Deux stéréotypes marquent encore l’imaginaire occidental. D’une part, le Japon serait un « géant économique mais un nain politique ». Cette perception, héritée des années 1980-1990, est aujourd’hui dépassée : le Japon joue un rôle diplomatique actif, notamment à travers la promotion du concept d’« Indo-Pacifique libre et ouvert » initié par Shinzo Abe. D’autre part, certains observateurs redoutent un retour du militarisme japonais. Or, malgré le renforcement progressif de ses forces d’autodéfense, l’évolution reste strictement défensive face aux menaces chinoise, nord-coréenne et russe.

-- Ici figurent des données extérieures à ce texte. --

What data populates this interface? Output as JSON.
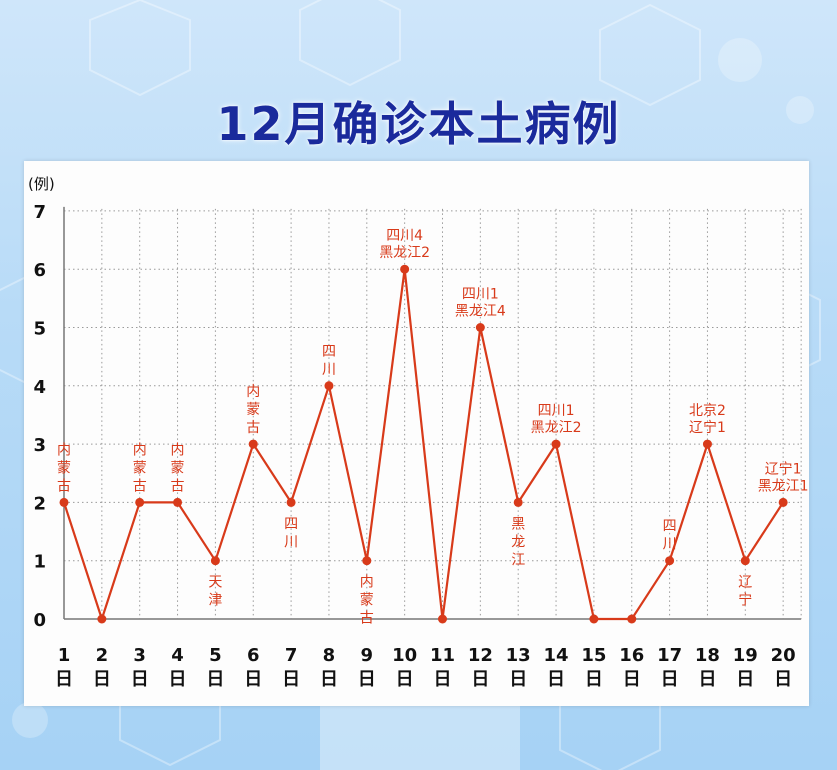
{
  "title": "12月确诊本土病例",
  "chart_data": {
    "type": "line",
    "ylabel": "(例)",
    "ylim": [
      0,
      7
    ],
    "yticks": [
      0,
      1,
      2,
      3,
      4,
      5,
      6,
      7
    ],
    "grid": true,
    "line_color": "#d83a1a",
    "categories": [
      "1日",
      "2日",
      "3日",
      "4日",
      "5日",
      "6日",
      "7日",
      "8日",
      "9日",
      "10日",
      "11日",
      "12日",
      "13日",
      "14日",
      "15日",
      "16日",
      "17日",
      "18日",
      "19日",
      "20日"
    ],
    "series": [
      {
        "values": [
          2,
          0,
          2,
          2,
          1,
          3,
          2,
          4,
          1,
          6,
          0,
          5,
          2,
          3,
          0,
          0,
          1,
          3,
          1,
          2
        ]
      }
    ],
    "annotations": [
      {
        "day": 1,
        "lines": [
          "内",
          "蒙",
          "古"
        ],
        "pos": "above-vertical"
      },
      {
        "day": 3,
        "lines": [
          "内",
          "蒙",
          "古"
        ],
        "pos": "above-vertical"
      },
      {
        "day": 4,
        "lines": [
          "内",
          "蒙",
          "古"
        ],
        "pos": "above-vertical"
      },
      {
        "day": 5,
        "lines": [
          "天",
          "津"
        ],
        "pos": "below-vertical"
      },
      {
        "day": 6,
        "lines": [
          "内",
          "蒙",
          "古"
        ],
        "pos": "above-vertical"
      },
      {
        "day": 7,
        "lines": [
          "四",
          "川"
        ],
        "pos": "below-vertical"
      },
      {
        "day": 8,
        "lines": [
          "四",
          "川"
        ],
        "pos": "above-vertical"
      },
      {
        "day": 9,
        "lines": [
          "内",
          "蒙",
          "古"
        ],
        "pos": "below-vertical"
      },
      {
        "day": 10,
        "lines": [
          "四川4",
          "黑龙江2"
        ],
        "pos": "above"
      },
      {
        "day": 12,
        "lines": [
          "四川1",
          "黑龙江4"
        ],
        "pos": "above"
      },
      {
        "day": 13,
        "lines": [
          "黑",
          "龙",
          "江"
        ],
        "pos": "below-vertical"
      },
      {
        "day": 14,
        "lines": [
          "四川1",
          "黑龙江2"
        ],
        "pos": "above"
      },
      {
        "day": 17,
        "lines": [
          "四",
          "川"
        ],
        "pos": "above-vertical"
      },
      {
        "day": 18,
        "lines": [
          "北京2",
          "辽宁1"
        ],
        "pos": "above"
      },
      {
        "day": 19,
        "lines": [
          "辽",
          "宁"
        ],
        "pos": "below-vertical"
      },
      {
        "day": 20,
        "lines": [
          "辽宁1",
          "黑龙江1"
        ],
        "pos": "above"
      }
    ]
  }
}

Sur le plan intérieur, le Japon souffre d’une instabilité politique récurrente. Le Parti libéral-démocrate (PLD) domine la vie politique, mais ses Premiers ministres sont fragiles, souvent contraints de démissionner dès qu’ils deviennent impopulaires. L’assassinat de Shinzo Abe en 2022 a symbolisé un basculement, ramenant l’archipel dans une phase d’instabilité gouvernementale. À cela s’ajoutent des difficultés économiques persistantes : stagnation de la croissance, faible dynamisme du marché du travail, salaires en recul et inflation, symbolisée par la « crise du riz ». Cette tension économique alimente la montée de discours populistes et xénophobes, bien que marginaux, qui reflètent la frustration de la population quant au pouvoir d’achat.
NDLR : Sanae Takaichi du Parti libéral-démocrate (PLD) a été élue le 21 octobre 2025 première ministre par la chambre basse du Parlement. La nationaliste âgée de 64 ans est la première femme à occuper ce poste. Sa nomination sera officielle après sa rencontre avec l’empereur Naruhito, prévue le 21 octobre dans la journée.

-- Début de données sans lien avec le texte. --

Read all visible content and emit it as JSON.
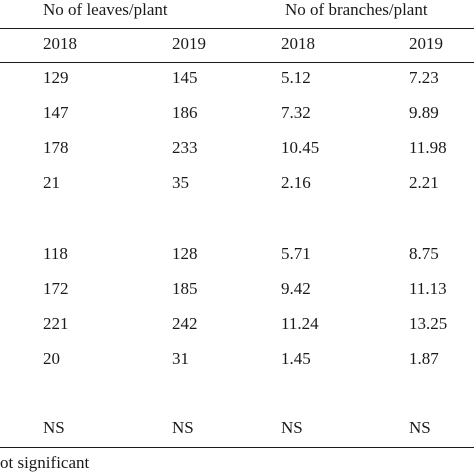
{
  "table": {
    "group_headers": [
      "No of leaves/plant",
      "No of branches/plant"
    ],
    "year_headers": [
      "2018",
      "2019",
      "2018",
      "2019"
    ],
    "rows": [
      [
        "129",
        "145",
        "5.12",
        "7.23"
      ],
      [
        "147",
        "186",
        "7.32",
        "9.89"
      ],
      [
        "178",
        "233",
        "10.45",
        "11.98"
      ],
      [
        "21",
        "35",
        "2.16",
        "2.21"
      ],
      [
        "118",
        "128",
        "5.71",
        "8.75"
      ],
      [
        "172",
        "185",
        "9.42",
        "11.13"
      ],
      [
        "221",
        "242",
        "11.24",
        "13.25"
      ],
      [
        "20",
        "31",
        "1.45",
        "1.87"
      ],
      [
        "NS",
        "NS",
        "NS",
        "NS"
      ]
    ]
  },
  "footnote": "ot significant"
}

Le Japon est encerclé par trois puissances hostiles :
. La Chine, dont la modernisation militaire rapide et les incursions autour des îles Senkaku inquiètent Tokyo.
. La Corée du Nord, avec son programme nucléaire et balistique, dont les missiles tombent régulièrement dans les eaux japonaises.

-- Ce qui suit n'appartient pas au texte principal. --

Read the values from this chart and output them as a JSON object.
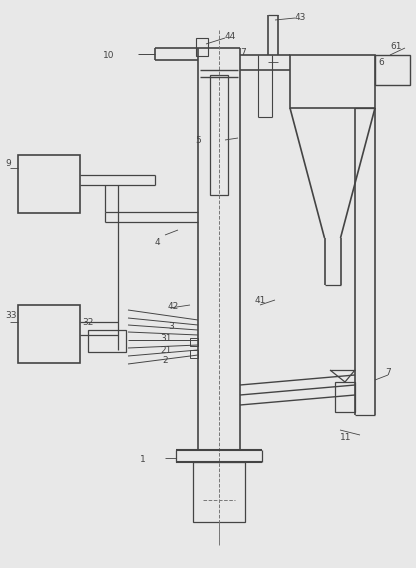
{
  "fig_width": 4.16,
  "fig_height": 5.68,
  "dpi": 100,
  "bg_color": "#e8e8e8",
  "line_color": "#444444",
  "lw": 0.9
}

. La Russie, renforçant ses incursions militaires et sa coopération stratégique avec Pékin.
Cet environnement, couplé aux tensions autour de Taïwan, place le Japon dans une position de vulnérabilité directe.
L’alliance de sécurité avec Washington demeure la pierre angulaire de la défense japonaise, avec 50 000 soldats américains stationnés sur son territoire. Cependant, la relation s’est compliquée depuis le retour de Donald Trump à la Maison-Blanche en 2025. Washington exige un effort militaire accru (jusqu’à 3,5 % du PIB) tout en imposant des droits de douane élevés sur les exportations japonaises. Le compromis de juillet 2025, combinant taxes réduites à 15 % et investissements japonais massifs aux États-Unis, illustre la dépendance et la vulnérabilité de Tokyo face aux exigences américaines.
Pour compenser ces fragilités, le Japon mise sur :
. Un renforcement militaire : doublement du budget de défense sur cinq ans, annoncé en 2022, acquisition de capacités contre-offensives, développement de son industrie d’armement (exportation de frégates Mogami à l’Australie).
. La diversification des alliances : participation active au « Quad » (États-Unis, Inde, Australie, Japon), rapprochements stratégiques avec la Corée du Sud et les Philippines, coopération industrielle avec l’Italie et le Royaume-Uni et multiplication des exercices militaires avec la France.
. Une vision régionale structurante : l’« Indo-Pacifique libre et ouvert » vise à fédérer un réseau de partenaires partageant les mêmes préoccupations sécuritaires et économiques face à la Chine.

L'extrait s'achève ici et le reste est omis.